O ex-jogador Robinho, condenado por estupro coletivo, obteve a redução de 69 dias da pena que cumpre na Penitenciária Dr. José Augusto Salgado (P2), em Tremembé (SP). A Justiça autorizou o abatimento no fim de outubro, após verificar registro de estudos e leitura realizados por ele dentro do presídio.
Consta no processo que o detento completou 464 horas de atividades do Ensino Médio e concluiu 11 cursos, o que resultou na remição de 49 dias. Além disso, a leitura de cinco livros possibilitou o desconto de mais 20 dias, alcançando o total de 69 dias reduzidos. O Ministério Público de São Paulo manifestou concordância com o benefício. A decisão, contudo, não informa quais cursos foram realizados nem os títulos das obras lidas por Robinho.
Redução de pena por leitura
A legislação nacional autoriza a redução da pena para pessoas privadas de liberdade que comprovem participação em atividades de estudo, trabalho ou leitura. Esse abatimento é calculado de acordo com critérios específicos: cada livro lido corresponde a quatro dias a menos de pena, 12 horas de estudo equivalem à redução de um dia, e três dias de trabalho também descontam um dia do total a ser cumprido.

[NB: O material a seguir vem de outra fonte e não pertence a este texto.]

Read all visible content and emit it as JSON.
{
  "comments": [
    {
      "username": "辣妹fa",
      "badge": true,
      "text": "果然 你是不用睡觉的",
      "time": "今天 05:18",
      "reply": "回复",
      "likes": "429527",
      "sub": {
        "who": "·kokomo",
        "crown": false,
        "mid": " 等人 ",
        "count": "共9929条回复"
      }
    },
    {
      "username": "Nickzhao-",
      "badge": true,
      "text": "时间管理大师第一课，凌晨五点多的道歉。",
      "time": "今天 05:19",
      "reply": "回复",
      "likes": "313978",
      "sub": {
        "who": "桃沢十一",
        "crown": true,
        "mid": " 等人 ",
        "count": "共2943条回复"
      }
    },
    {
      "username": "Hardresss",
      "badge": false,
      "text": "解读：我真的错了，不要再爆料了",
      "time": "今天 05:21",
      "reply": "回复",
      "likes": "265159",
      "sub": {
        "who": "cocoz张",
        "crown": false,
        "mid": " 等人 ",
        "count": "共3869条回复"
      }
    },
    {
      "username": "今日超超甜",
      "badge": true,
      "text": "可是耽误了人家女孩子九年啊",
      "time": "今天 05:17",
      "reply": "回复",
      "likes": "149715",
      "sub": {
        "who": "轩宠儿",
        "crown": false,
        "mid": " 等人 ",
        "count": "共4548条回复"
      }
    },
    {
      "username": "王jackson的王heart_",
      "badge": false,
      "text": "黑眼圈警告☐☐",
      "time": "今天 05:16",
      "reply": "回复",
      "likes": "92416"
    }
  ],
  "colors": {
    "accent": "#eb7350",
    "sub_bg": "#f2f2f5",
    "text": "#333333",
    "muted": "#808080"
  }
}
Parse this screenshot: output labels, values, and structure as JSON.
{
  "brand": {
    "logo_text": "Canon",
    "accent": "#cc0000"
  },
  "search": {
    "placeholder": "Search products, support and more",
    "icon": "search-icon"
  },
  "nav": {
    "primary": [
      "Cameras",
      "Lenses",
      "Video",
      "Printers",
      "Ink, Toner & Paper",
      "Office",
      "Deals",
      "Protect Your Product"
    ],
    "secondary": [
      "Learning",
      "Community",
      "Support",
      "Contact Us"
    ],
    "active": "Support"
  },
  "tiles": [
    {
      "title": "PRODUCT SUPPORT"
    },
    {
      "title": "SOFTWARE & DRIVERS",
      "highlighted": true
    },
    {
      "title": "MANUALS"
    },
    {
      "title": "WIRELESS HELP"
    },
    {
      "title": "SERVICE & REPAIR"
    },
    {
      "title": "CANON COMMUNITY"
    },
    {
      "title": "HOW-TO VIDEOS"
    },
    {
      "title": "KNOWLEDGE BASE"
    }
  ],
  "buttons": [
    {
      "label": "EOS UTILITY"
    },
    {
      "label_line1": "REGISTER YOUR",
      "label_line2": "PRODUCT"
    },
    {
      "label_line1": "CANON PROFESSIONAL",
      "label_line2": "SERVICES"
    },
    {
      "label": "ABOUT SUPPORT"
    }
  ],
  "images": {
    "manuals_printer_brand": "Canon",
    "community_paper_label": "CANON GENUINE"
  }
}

Diante da falta de oferta de cursos e atividades laborais em muitas unidades prisionais, o Conselho Nacional de Justiça instituiu a leitura como atividade socioeducativa válida para remição, estabelecendo o limite de 12 obras por ano, o que pode resultar em até 48 dias de abatimento anual.
Desde 2023, a aplicação desse benefício tornou-se mais frequente, após o Supremo Tribunal Federal reconhecer que o sistema prisional brasileiro vive um “estado de coisas inconstitucional”, com violação de direitos fundamentais. Com isso, atividades educacionais e de ressocialização passaram a ser reforçadas como instrumentos para encurtar o período de encarceramento e incentivar a formação dos detentos.
Caso Robinho
Robinho foi condenado a nove anos de prisão pelo estupro coletivo ocorrido em 2013, na Itália. A execução da sentença no Brasil só passou a valer após decisão da Justiça italiana, posteriormente confirmada pelo Superior Tribunal de Justiça em 2024.
Por se tratar de crime hediondo e sendo ele réu primário, a legislação determina que pelo menos 40% da pena seja cumprida em regime fechado antes de qualquer possibilidade de progressão. Com isso, a mudança de Robinho para um regime mais brando só poderá ser considerada a partir de 2027.